Avant d’aborder le budget 2020, je tiens à dire que nous ne pouvons que nous féliciter du succès de l’émission obligataire verte et sociale lancée en septembre 2018 et approuver l’utilisation qui en est faite pour la transition énergétique et les transports notamment, au vu du rapport qui nous est présenté aujourd’hui.

 

 Dès le début du mandat, les élus écologistes s’étaient mobilisés pour une finance éthique et responsable.

 

 Comment mener à bien en Occitanie les politiques volontaristes pour l’éducation, les transports, la formation, l’aménagement du territoire sans oublier les objectifs de devenir une Région à Energie positive avec les diverses contraintes qui se font jour ?

 

Pour 2020, la baisse des dotations de l’Etat continue et nous continuons à être soumis au plafonnement de l’évolution des dépenses de fonctionnement.
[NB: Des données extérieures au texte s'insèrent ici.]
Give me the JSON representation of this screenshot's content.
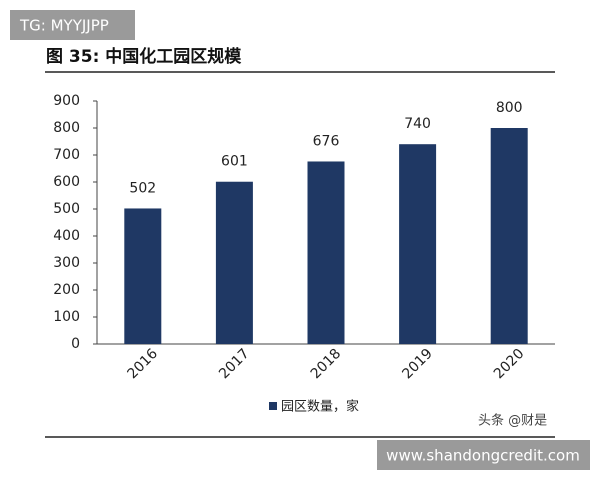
{
  "watermark": "TG: MYYJJPP",
  "website": "www.shandongcredit.com",
  "chart_data": {
    "type": "bar",
    "title": "图 35:  中国化工园区规模",
    "categories": [
      "2016",
      "2017",
      "2018",
      "2019",
      "2020"
    ],
    "series": [
      {
        "name": "园区数量，家",
        "color": "#1f3864",
        "values": [
          502,
          601,
          676,
          740,
          800
        ]
      }
    ],
    "ylim": [
      0,
      900
    ],
    "yticks": [
      0,
      100,
      200,
      300,
      400,
      500,
      600,
      700,
      800,
      900
    ],
    "grid": false,
    "source": "头条 @财是"
  }
}
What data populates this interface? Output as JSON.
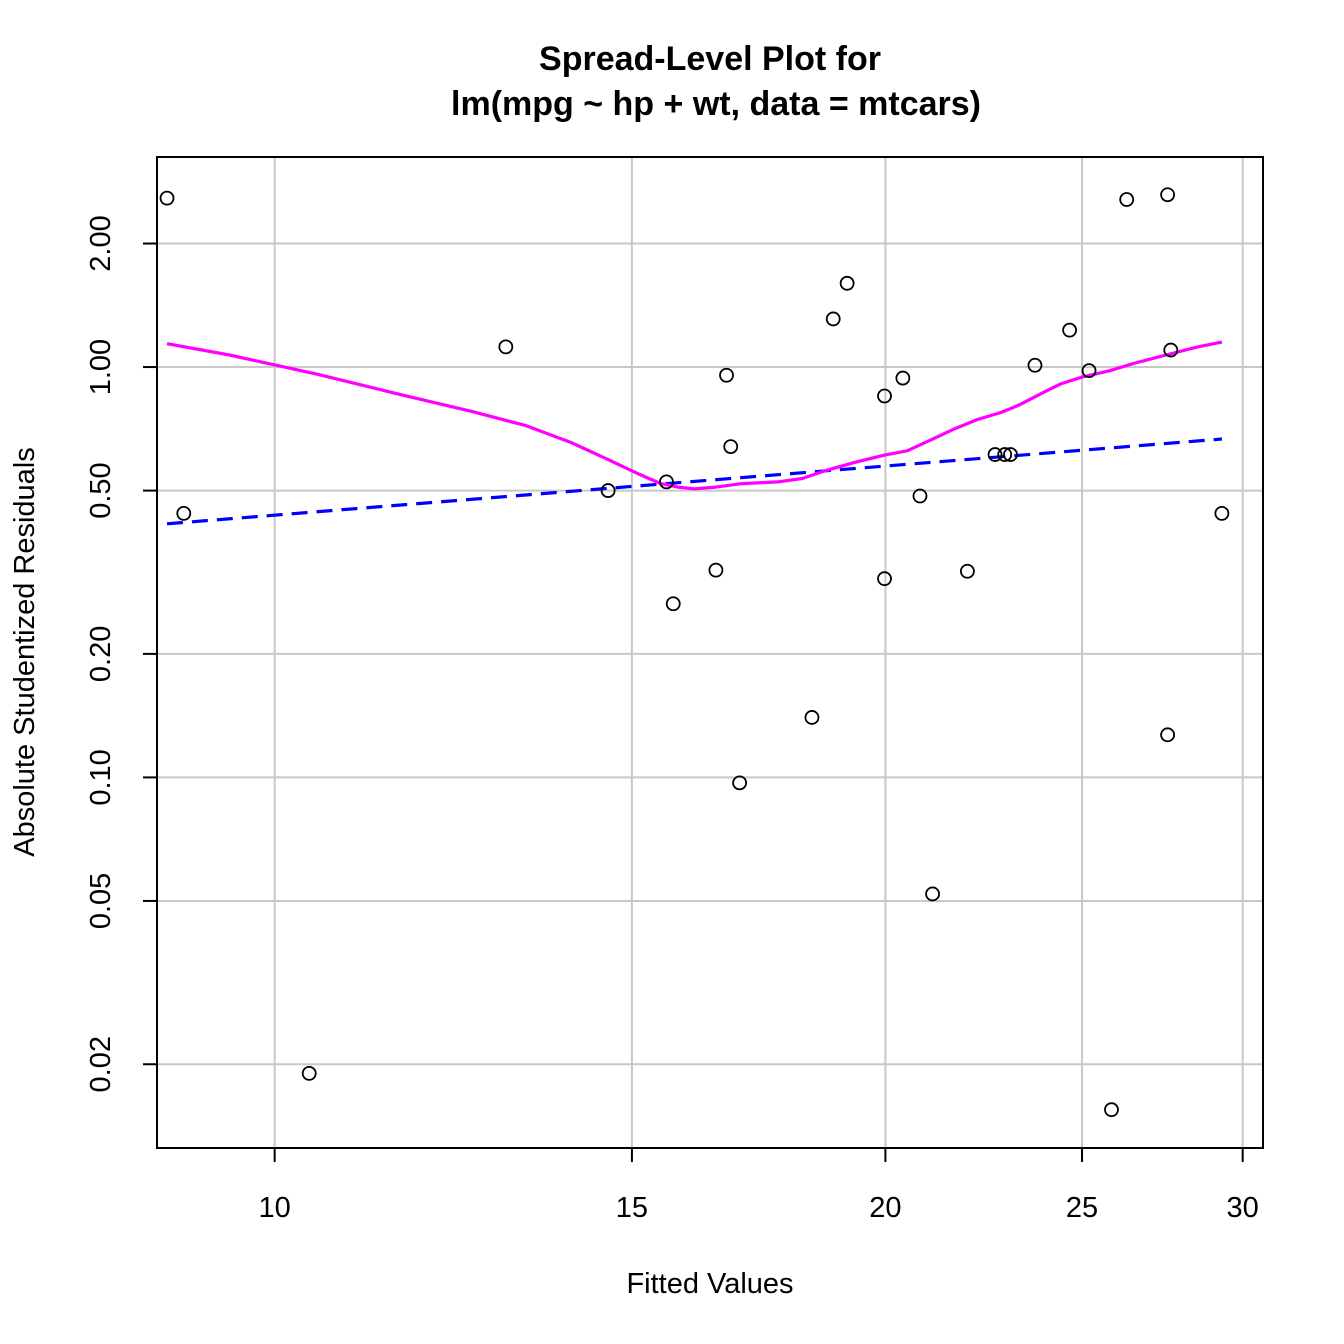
{
  "chart_data": {
    "type": "scatter",
    "title": "Spread-Level Plot for",
    "subtitle": "lm(mpg ~ hp + wt, data = mtcars)",
    "xlabel": "Fitted Values",
    "ylabel": "Absolute Studentized Residuals",
    "x_scale": "log",
    "y_scale": "log",
    "xlim": [
      8.75,
      30.7
    ],
    "ylim": [
      0.0125,
      3.25
    ],
    "grid": true,
    "x_ticks": [
      {
        "value": 10,
        "label": "10"
      },
      {
        "value": 15,
        "label": "15"
      },
      {
        "value": 20,
        "label": "20"
      },
      {
        "value": 25,
        "label": "25"
      },
      {
        "value": 30,
        "label": "30"
      }
    ],
    "y_ticks": [
      {
        "value": 0.02,
        "label": "0.02"
      },
      {
        "value": 0.05,
        "label": "0.05"
      },
      {
        "value": 0.1,
        "label": "0.10"
      },
      {
        "value": 0.2,
        "label": "0.20"
      },
      {
        "value": 0.5,
        "label": "0.50"
      },
      {
        "value": 1.0,
        "label": "1.00"
      },
      {
        "value": 2.0,
        "label": "2.00"
      }
    ],
    "points": [
      {
        "x": 8.85,
        "y": 2.58
      },
      {
        "x": 9.02,
        "y": 0.44
      },
      {
        "x": 10.4,
        "y": 0.019
      },
      {
        "x": 13.0,
        "y": 1.12
      },
      {
        "x": 14.6,
        "y": 0.5
      },
      {
        "x": 15.6,
        "y": 0.525
      },
      {
        "x": 15.72,
        "y": 0.265
      },
      {
        "x": 16.5,
        "y": 0.32
      },
      {
        "x": 16.7,
        "y": 0.955
      },
      {
        "x": 16.78,
        "y": 0.64
      },
      {
        "x": 16.95,
        "y": 0.097
      },
      {
        "x": 18.4,
        "y": 0.14
      },
      {
        "x": 18.85,
        "y": 1.31
      },
      {
        "x": 19.15,
        "y": 1.6
      },
      {
        "x": 19.98,
        "y": 0.85
      },
      {
        "x": 19.98,
        "y": 0.305
      },
      {
        "x": 20.4,
        "y": 0.94
      },
      {
        "x": 20.8,
        "y": 0.485
      },
      {
        "x": 21.1,
        "y": 0.052
      },
      {
        "x": 21.95,
        "y": 0.318
      },
      {
        "x": 22.65,
        "y": 0.612
      },
      {
        "x": 22.9,
        "y": 0.612
      },
      {
        "x": 23.05,
        "y": 0.612
      },
      {
        "x": 23.7,
        "y": 1.01
      },
      {
        "x": 24.65,
        "y": 1.23
      },
      {
        "x": 25.2,
        "y": 0.98
      },
      {
        "x": 25.85,
        "y": 0.0155
      },
      {
        "x": 26.3,
        "y": 2.56
      },
      {
        "x": 27.55,
        "y": 0.127
      },
      {
        "x": 27.65,
        "y": 1.1
      },
      {
        "x": 27.55,
        "y": 2.63
      },
      {
        "x": 29.3,
        "y": 0.44
      }
    ],
    "series": [
      {
        "style": "dashed",
        "color": "#0000ff",
        "x": [
          8.85,
          29.3
        ],
        "y": [
          0.415,
          0.668
        ]
      },
      {
        "style": "solid",
        "color": "#ff00ff",
        "x": [
          8.85,
          9.5,
          10.5,
          11.5,
          12.5,
          13.3,
          14.0,
          14.6,
          15.1,
          15.5,
          15.8,
          16.1,
          16.5,
          17.0,
          17.7,
          18.2,
          18.7,
          19.3,
          19.98,
          20.5,
          21.0,
          21.6,
          22.2,
          22.8,
          23.3,
          23.9,
          24.4,
          25.0,
          25.8,
          26.5,
          27.5,
          28.5,
          29.3
        ],
        "y": [
          1.14,
          1.07,
          0.96,
          0.86,
          0.78,
          0.72,
          0.655,
          0.595,
          0.55,
          0.52,
          0.51,
          0.505,
          0.51,
          0.52,
          0.525,
          0.535,
          0.56,
          0.585,
          0.61,
          0.625,
          0.66,
          0.705,
          0.745,
          0.775,
          0.81,
          0.865,
          0.91,
          0.945,
          0.98,
          1.02,
          1.07,
          1.12,
          1.15
        ]
      }
    ]
  }
}
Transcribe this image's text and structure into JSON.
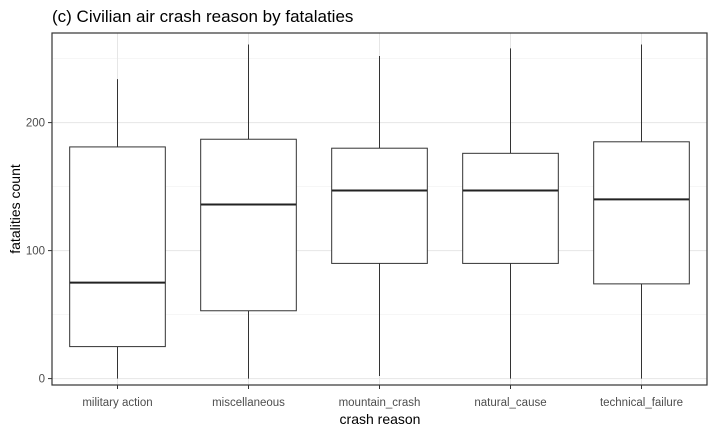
{
  "chart_data": {
    "type": "box",
    "title": "(c) Civilian air crash reason by fatalaties",
    "xlabel": "crash reason",
    "ylabel": "fatalities count",
    "ylim": [
      -5,
      270
    ],
    "yticks": [
      0,
      100,
      200
    ],
    "grid": true,
    "categories": [
      "military action",
      "miscellaneous",
      "mountain_crash",
      "natural_cause",
      "technical_failure"
    ],
    "boxes": [
      {
        "min": 0,
        "q1": 25,
        "median": 75,
        "q3": 181,
        "max": 234
      },
      {
        "min": 0,
        "q1": 53,
        "median": 136,
        "q3": 187,
        "max": 261
      },
      {
        "min": 2,
        "q1": 90,
        "median": 147,
        "q3": 180,
        "max": 252
      },
      {
        "min": 0,
        "q1": 90,
        "median": 147,
        "q3": 176,
        "max": 258
      },
      {
        "min": 0,
        "q1": 74,
        "median": 140,
        "q3": 185,
        "max": 261
      }
    ]
  }
}
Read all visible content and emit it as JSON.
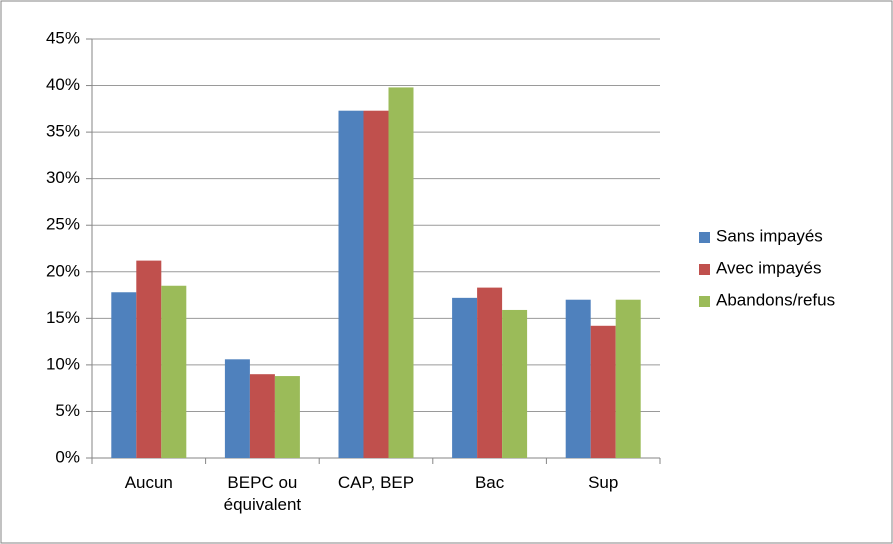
{
  "chart_data": {
    "type": "bar",
    "categories": [
      "Aucun",
      "BEPC ou\néquivalent",
      "CAP, BEP",
      "Bac",
      "Sup"
    ],
    "series": [
      {
        "name": "Sans impayés",
        "color": "#4f81bd",
        "values": [
          17.8,
          10.6,
          37.3,
          17.2,
          17.0
        ]
      },
      {
        "name": "Avec impayés",
        "color": "#c0504d",
        "values": [
          21.2,
          9.0,
          37.3,
          18.3,
          14.2
        ]
      },
      {
        "name": "Abandons/refus",
        "color": "#9bbb59",
        "values": [
          18.5,
          8.8,
          39.8,
          15.9,
          17.0
        ]
      }
    ],
    "ylim": [
      0,
      45
    ],
    "yticks": [
      {
        "value": 0,
        "label": "0%"
      },
      {
        "value": 5,
        "label": "5%"
      },
      {
        "value": 10,
        "label": "10%"
      },
      {
        "value": 15,
        "label": "15%"
      },
      {
        "value": 20,
        "label": "20%"
      },
      {
        "value": 25,
        "label": "25%"
      },
      {
        "value": 30,
        "label": "30%"
      },
      {
        "value": 35,
        "label": "35%"
      },
      {
        "value": 40,
        "label": "40%"
      },
      {
        "value": 45,
        "label": "45%"
      }
    ],
    "grid": true,
    "legend": "right"
  }
}
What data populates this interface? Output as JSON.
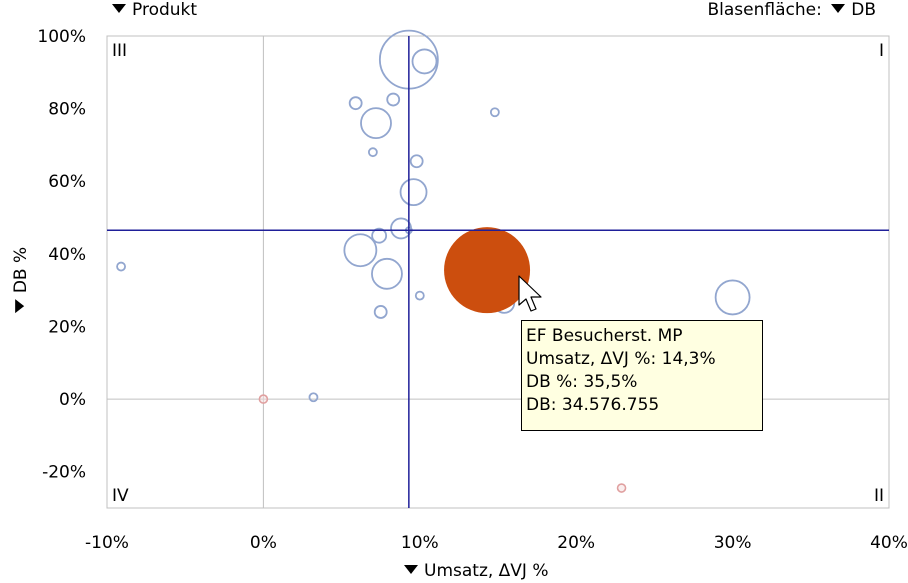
{
  "controls": {
    "dimension_label": "Produkt",
    "size_prefix": "Blasenfläche:",
    "size_measure": "DB"
  },
  "chart_data": {
    "type": "scatter",
    "xlabel": "Umsatz, ΔVJ %",
    "ylabel": "DB %",
    "xlim": [
      -10,
      40
    ],
    "ylim": [
      -30,
      100
    ],
    "x_ticks": [
      -10,
      0,
      10,
      20,
      30,
      40
    ],
    "y_ticks": [
      -20,
      0,
      20,
      40,
      60,
      80,
      100
    ],
    "x_tick_labels": [
      "-10%",
      "0%",
      "10%",
      "20%",
      "30%",
      "40%"
    ],
    "y_tick_labels": [
      "-20%",
      "0%",
      "20%",
      "40%",
      "60%",
      "80%",
      "100%"
    ],
    "grid": "zero-lines",
    "quadrant_labels": {
      "top_left": "III",
      "top_right": "I",
      "bottom_left": "IV",
      "bottom_right": "II"
    },
    "reference_lines": {
      "x": 9.3,
      "y": 46.5
    },
    "bubble_area_measure": "DB",
    "colors": {
      "bubble": "#92a6cf",
      "negative_bubble": "#e0a0a0",
      "highlight": "#cc4e0e",
      "reference": "#1f1f99",
      "zero_line": "#c0c0c0"
    },
    "points": [
      {
        "x": 9.3,
        "y": 93.5,
        "r": 29,
        "sign": "positive"
      },
      {
        "x": 10.3,
        "y": 93,
        "r": 12,
        "sign": "positive"
      },
      {
        "x": 5.9,
        "y": 81.5,
        "r": 6,
        "sign": "positive"
      },
      {
        "x": 8.3,
        "y": 82.5,
        "r": 6,
        "sign": "positive"
      },
      {
        "x": 14.8,
        "y": 79,
        "r": 4,
        "sign": "positive"
      },
      {
        "x": 7.2,
        "y": 76,
        "r": 15,
        "sign": "positive"
      },
      {
        "x": 7.0,
        "y": 68,
        "r": 4,
        "sign": "positive"
      },
      {
        "x": 9.8,
        "y": 65.5,
        "r": 6,
        "sign": "positive"
      },
      {
        "x": 9.6,
        "y": 57,
        "r": 13,
        "sign": "positive"
      },
      {
        "x": 8.8,
        "y": 47,
        "r": 10,
        "sign": "positive"
      },
      {
        "x": 9.3,
        "y": 46.5,
        "r": 3,
        "sign": "positive"
      },
      {
        "x": 7.4,
        "y": 45,
        "r": 7,
        "sign": "positive"
      },
      {
        "x": 6.2,
        "y": 41,
        "r": 16,
        "sign": "positive"
      },
      {
        "x": 7.9,
        "y": 34.5,
        "r": 15,
        "sign": "positive"
      },
      {
        "x": 10.0,
        "y": 28.5,
        "r": 4,
        "sign": "positive"
      },
      {
        "x": 7.5,
        "y": 24,
        "r": 6,
        "sign": "positive"
      },
      {
        "x": 15.4,
        "y": 26.5,
        "r": 10,
        "sign": "positive"
      },
      {
        "x": 30.0,
        "y": 28,
        "r": 17,
        "sign": "positive"
      },
      {
        "x": -9.1,
        "y": 36.5,
        "r": 4,
        "sign": "positive"
      },
      {
        "x": 3.2,
        "y": 0.5,
        "r": 4,
        "sign": "positive"
      },
      {
        "x": 0.0,
        "y": 0,
        "r": 4,
        "sign": "negative"
      },
      {
        "x": 22.9,
        "y": -24.5,
        "r": 4,
        "sign": "negative"
      },
      {
        "x": 14.3,
        "y": 35.5,
        "r": 43,
        "sign": "highlight",
        "name": "EF Besucherst. MP"
      }
    ]
  },
  "tooltip": {
    "title": "EF Besucherst. MP",
    "line1": "Umsatz, ΔVJ %: 14,3%",
    "line2": "DB %: 35,5%",
    "line3": "DB: 34.576.755"
  }
}
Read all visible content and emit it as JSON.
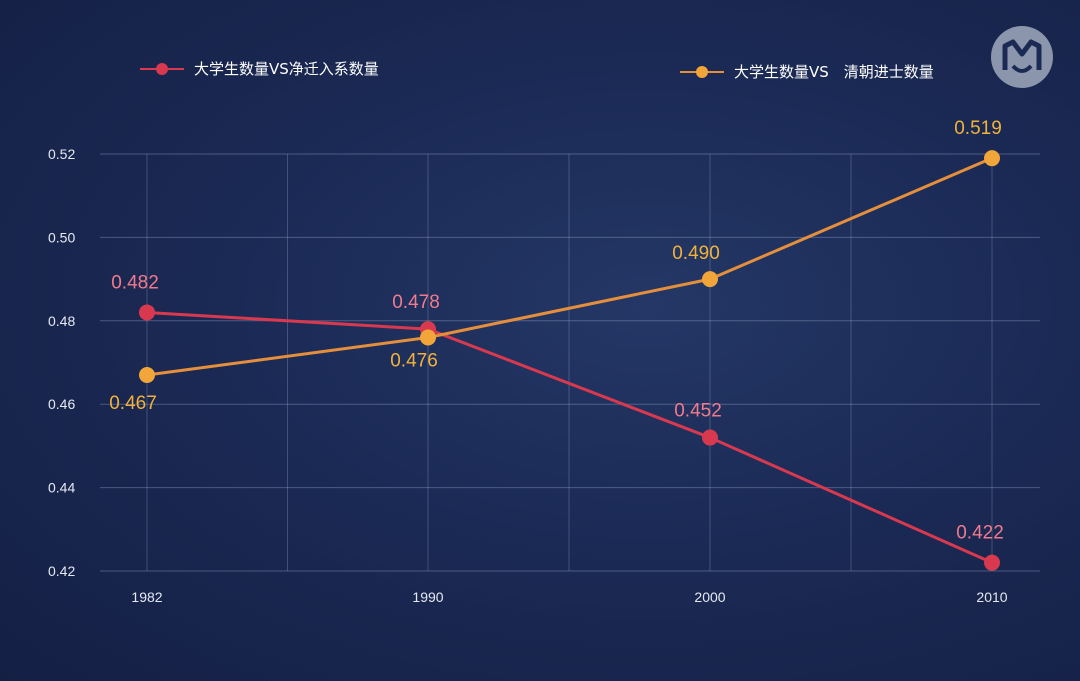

Nous réaffirmons notre position sur ce point, à savoir notre crainte sur les effets pervers que peuvent avoir cette contrainte sur notre soutien aux associations et structures du domaine de l’environnement, de la culture, des solidarités.

 

Nos bons résultats des trois dernières années en matière d’apprentissage risquent d’être freinés par la nouvelle organisation et à ce sujet, nous félicitons Mme Pénicault pour son habile récupération des résultats des autres. Avec son principe de versements décalés d’une année sur l’autre pour les 3 ans à venir, le Gouvernement s’inscrit durablement dans le principe de navigation à vue. Quid pour l’apprentissage de la mobilité des apprentis après 2020 qui avait été largement confortée au cours de notre mandature ?

 

Les transferts de compétence sans contrepartie financière continuent aussi : la maintenance informatique dans les lycées ou encore, la gestion des fonds Leader ne citer qu’eux.

 

D’autre part, il n’est pas normal qu’il ne soit tenu aucun compte pour les dotations de la pression démographique à laquelle est soumise notre Région car oui, il y a de plus en plus d’habitants, il faut construire de nouveaux lycées, y affecter de nouveaux ARL, faire de nouvelles dépenses de fonctionnement.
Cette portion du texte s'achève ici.